Se quedan allí unos minutos, sin saber qué hacer. Algunos se ponen a llorar otra vez, pero resulta un poco forzado, después del drama que han presenciado en el escenario. La directora dice algo y los que se encuentran más cerca de la bandera empiezan a retirarse en grupos hacia el interior del edificio. Ha llegado el momento de la charla en cada aula, con el profesor y con los psicólogos. «Cuando ocurre algo así, es importante identificar todos los sentimientos y procesarlos», había dicho la directora en su discurso. Como si los sentimientos desagradables fueran tan fáciles de eliminar como la basura del patio.
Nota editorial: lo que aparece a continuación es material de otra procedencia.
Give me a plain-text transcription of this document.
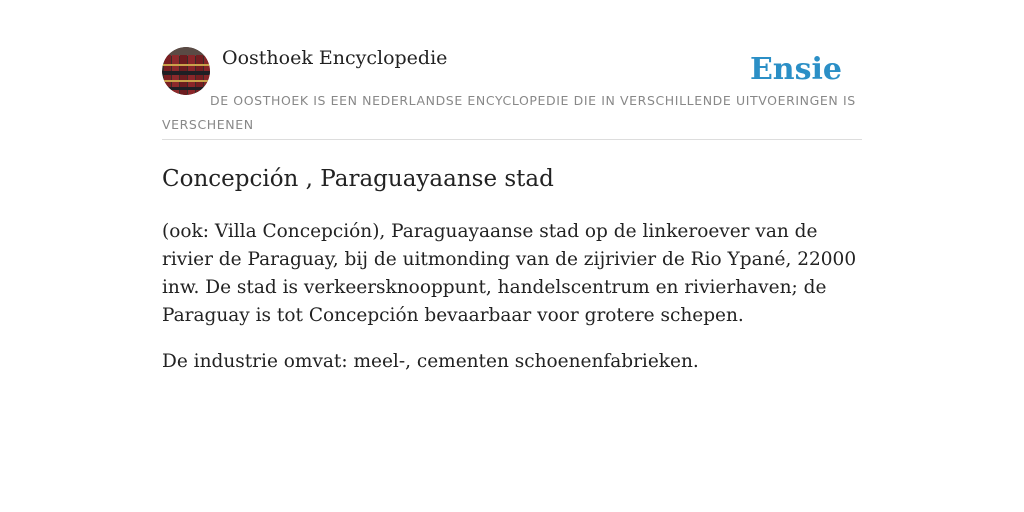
Oosthoek Encyclopedie	Ensie
DE OOSTHOEK IS EEN NEDERLANDSE ENCYCLOPEDIE DIE IN VERSCHILLENDE UITVOERINGEN IS VERSCHENEN
Concepción , Paraguayaanse stad

(ook: Villa Concepción), Paraguayaanse stad op de linkeroever van de rivier de Paraguay, bij de uitmonding van de zijrivier de Rio Ypané, 22000 inw. De stad is verkeersknooppunt, handelscentrum en rivierhaven; de Paraguay is tot Concepción bevaarbaar voor grotere schepen.

De industrie omvat: meel-, cementen schoenenfabrieken.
Anna-Karin contempla la bandera.

Pobre Elías, se dice. Aunque, al menos, tenía varios amigos que eran como él.

Anna-Karin nunca ha formado parte de un grupo. Nunca le ha gustado un tipo de música concreto ni tampoco ha tenido un estilo en particular. No hay en ella ningún tipo de singularidad.

—Esa puta de Linnéa…

La voz que resuena a su derecha le resulta muy familiar. Dirige la vista hacia ese lado y ahí está Erik Forslund. A su lado se encuentran Kevin Månsson y Robin Zetterqvist. Los que atacaron a Elías con las tijeras en aquella ocasión. Y a los que Linnéa acaba de delatar delante de todo el instituto.